2-1/2 cups warm, non-chlorinated water

1 tablespoon sugar

1 tablespoon yeast

1 tablespoon salt

3 tablespoons fat (lard, shortening, butter, olive oil, whatever. I like using bacon grease)

6-7 cups bread flour

1 egg white whisked with 1 tablespoon water for wash

_*Directions:*_

Whisk water and sugar together. Sprinkle yeast on top and set in a warm place for 20 minutes.

Mix salt and flour together. If using solid fat, melt it.

When ready, pour yeast mixture into the bowl of your mixer. Add fat.

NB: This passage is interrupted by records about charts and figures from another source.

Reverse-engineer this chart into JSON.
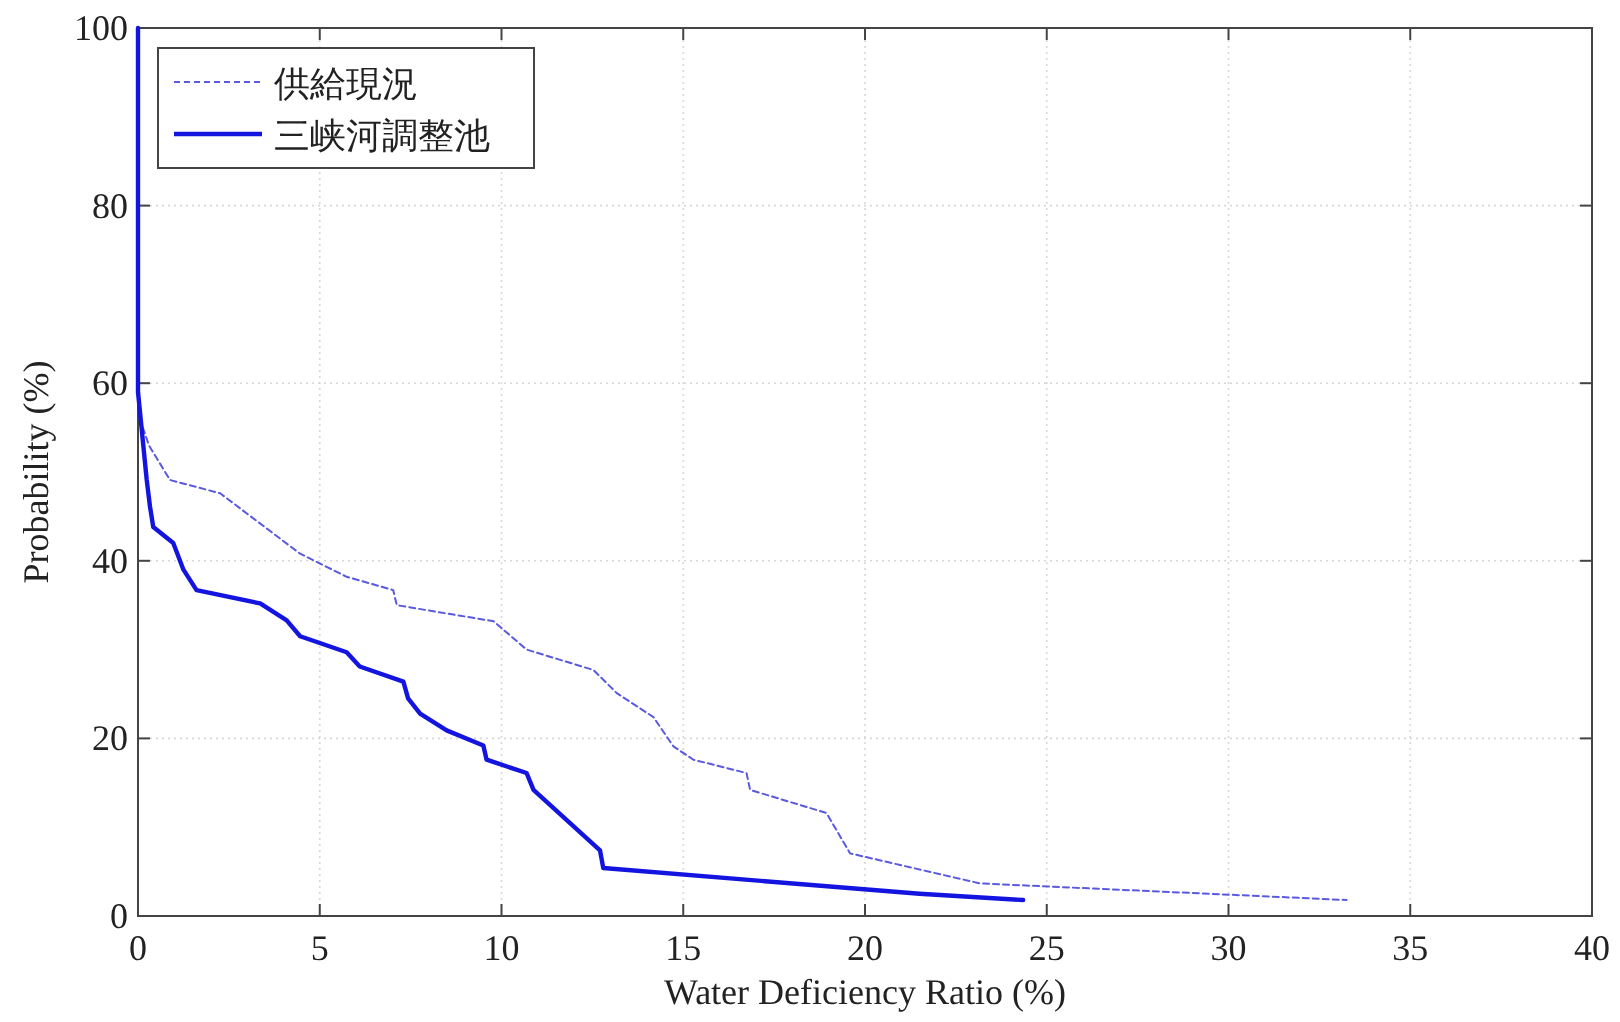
{
  "chart_data": {
    "type": "line",
    "xlabel": "Water Deficiency Ratio (%)",
    "ylabel": "Probability (%)",
    "xlim": [
      0,
      40
    ],
    "ylim": [
      0,
      100
    ],
    "xticks": [
      0,
      5,
      10,
      15,
      20,
      25,
      30,
      35,
      40
    ],
    "yticks": [
      0,
      20,
      40,
      60,
      80,
      100
    ],
    "grid": true,
    "legend": "top left",
    "marker": "none",
    "series": [
      {
        "name": "供給現況",
        "color": "#5a5ae0",
        "line_style": "dashed",
        "x": [
          0,
          0,
          0.05,
          0.3,
          0.88,
          2.26,
          4.46,
          5.74,
          7.02,
          7.12,
          9.78,
          10.69,
          12.53,
          13.17,
          14.18,
          14.73,
          15.28,
          16.74,
          16.84,
          18.94,
          19.59,
          23.16,
          33.25
        ],
        "values": [
          100,
          63,
          56,
          53,
          49.1,
          47.6,
          40.8,
          38.2,
          36.7,
          35,
          33.2,
          30,
          27.7,
          25.1,
          22.4,
          19.1,
          17.6,
          16.1,
          14.2,
          11.6,
          7.05,
          3.67,
          1.8
        ]
      },
      {
        "name": "三峡河調整池",
        "color": "#1414e0",
        "line_style": "solid",
        "x": [
          0,
          0,
          0.24,
          0.33,
          0.42,
          0.97,
          1.25,
          1.61,
          3.36,
          4.09,
          4.46,
          5.74,
          6.1,
          7.3,
          7.43,
          7.76,
          8.49,
          9.5,
          9.59,
          10.69,
          10.88,
          12.71,
          12.8,
          21.5,
          24.35
        ],
        "values": [
          100,
          59,
          49.1,
          46.1,
          43.8,
          42,
          39,
          36.7,
          35.2,
          33.3,
          31.5,
          29.7,
          28.1,
          26.4,
          24.5,
          22.8,
          20.9,
          19.2,
          17.6,
          16.1,
          14.2,
          7.4,
          5.4,
          2.5,
          1.8
        ]
      }
    ]
  }
}
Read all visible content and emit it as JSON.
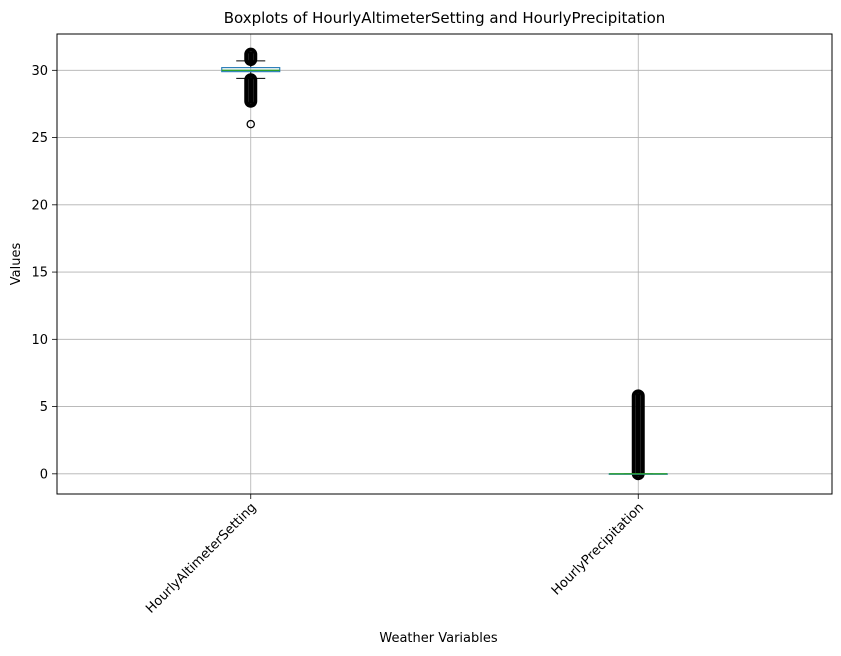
{
  "chart_data": {
    "type": "boxplot",
    "title": "Boxplots of HourlyAltimeterSetting and HourlyPrecipitation",
    "xlabel": "Weather Variables",
    "ylabel": "Values",
    "ylim": [
      -1.5,
      32.7
    ],
    "yticks": [
      0,
      5,
      10,
      15,
      20,
      25,
      30
    ],
    "grid": true,
    "categories": [
      "HourlyAltimeterSetting",
      "HourlyPrecipitation"
    ],
    "series": [
      {
        "category": "HourlyAltimeterSetting",
        "q1": 29.9,
        "median": 30.0,
        "q3": 30.2,
        "whisker_low": 29.4,
        "whisker_high": 30.7,
        "outliers_low_band": [
          27.7,
          29.3
        ],
        "outliers_high_band": [
          30.8,
          31.2
        ],
        "outliers": [
          26.0
        ]
      },
      {
        "category": "HourlyPrecipitation",
        "q1": 0.0,
        "median": 0.0,
        "q3": 0.0,
        "whisker_low": 0.0,
        "whisker_high": 0.0,
        "outliers_high_band": [
          0.01,
          5.8
        ],
        "outliers": []
      }
    ],
    "colors": {
      "box": "#1f77b4",
      "median": "#2ca02c",
      "whisker": "#000000",
      "grid": "#b0b0b0",
      "flier": "#000000"
    }
  }
}
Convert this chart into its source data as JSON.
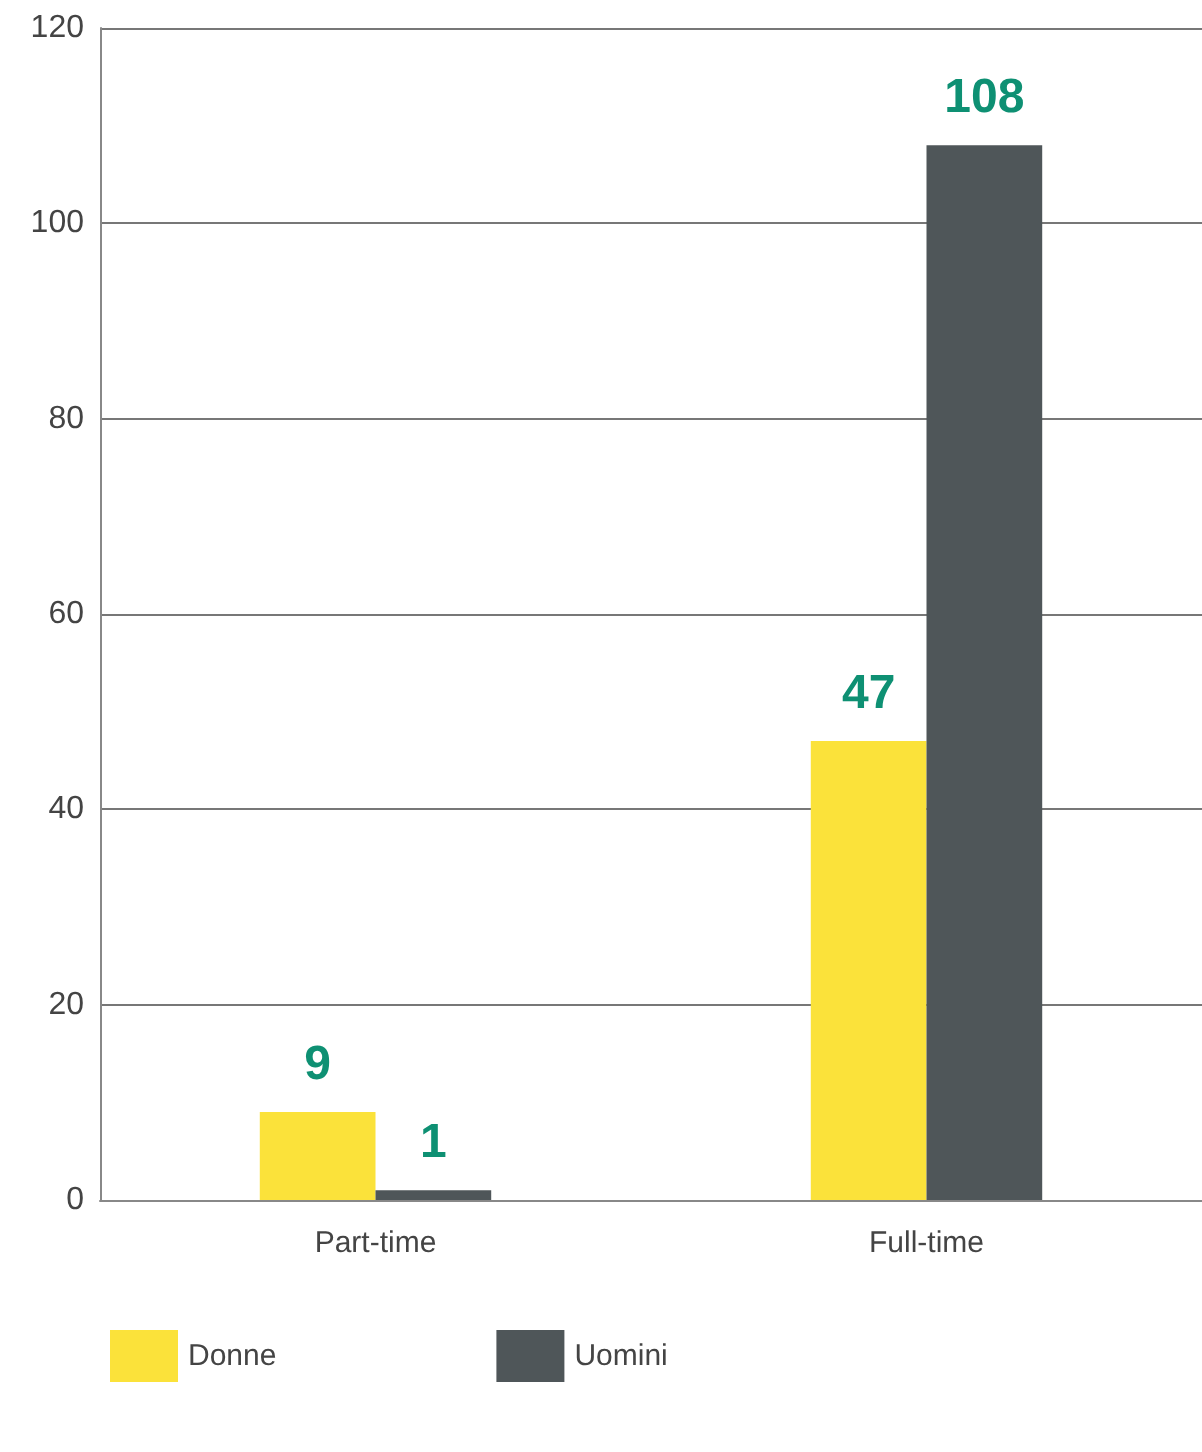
{
  "chart_data": {
    "type": "bar",
    "categories": [
      "Part-time",
      "Full-time"
    ],
    "series": [
      {
        "name": "Donne",
        "color": "#fbe23a",
        "values": [
          9,
          47
        ]
      },
      {
        "name": "Uomini",
        "color": "#4f5659",
        "values": [
          1,
          108
        ]
      }
    ],
    "ylim": [
      0,
      120
    ],
    "yticks": [
      0,
      20,
      40,
      60,
      80,
      100,
      120
    ],
    "grid": "y",
    "data_labels": true,
    "legend": "bottom left"
  }
}
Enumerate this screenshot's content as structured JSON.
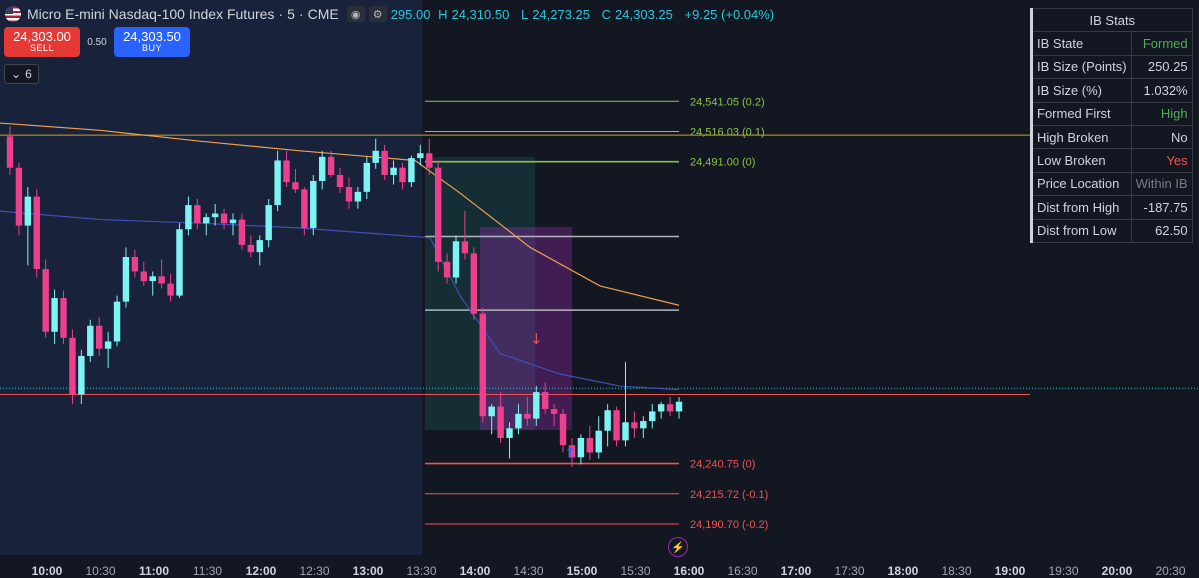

Using dough hook on 2, slowly add flour a cup at a time, and knead until dough is elastic, and still a little sticky. The exact amount of flour needed will vary.

Roll dough into a ball and put in an oiled bowl. Cover with plastic wrap and set in a warm place to raise until at least doubled in size.

Punch down, divide, and form into loaves. I placed mine on a baking sheet coated with corn meal. Let raise until doubled in size, brush the bread with the wash, then slash lengthwise.

Heat grill to around 375-400 degrees. Place bread on grill with lid closed. Monitor temp to keep it around 375-400 degrees. Bake for around 30 minutes, or until internal temp is 185-195.


----------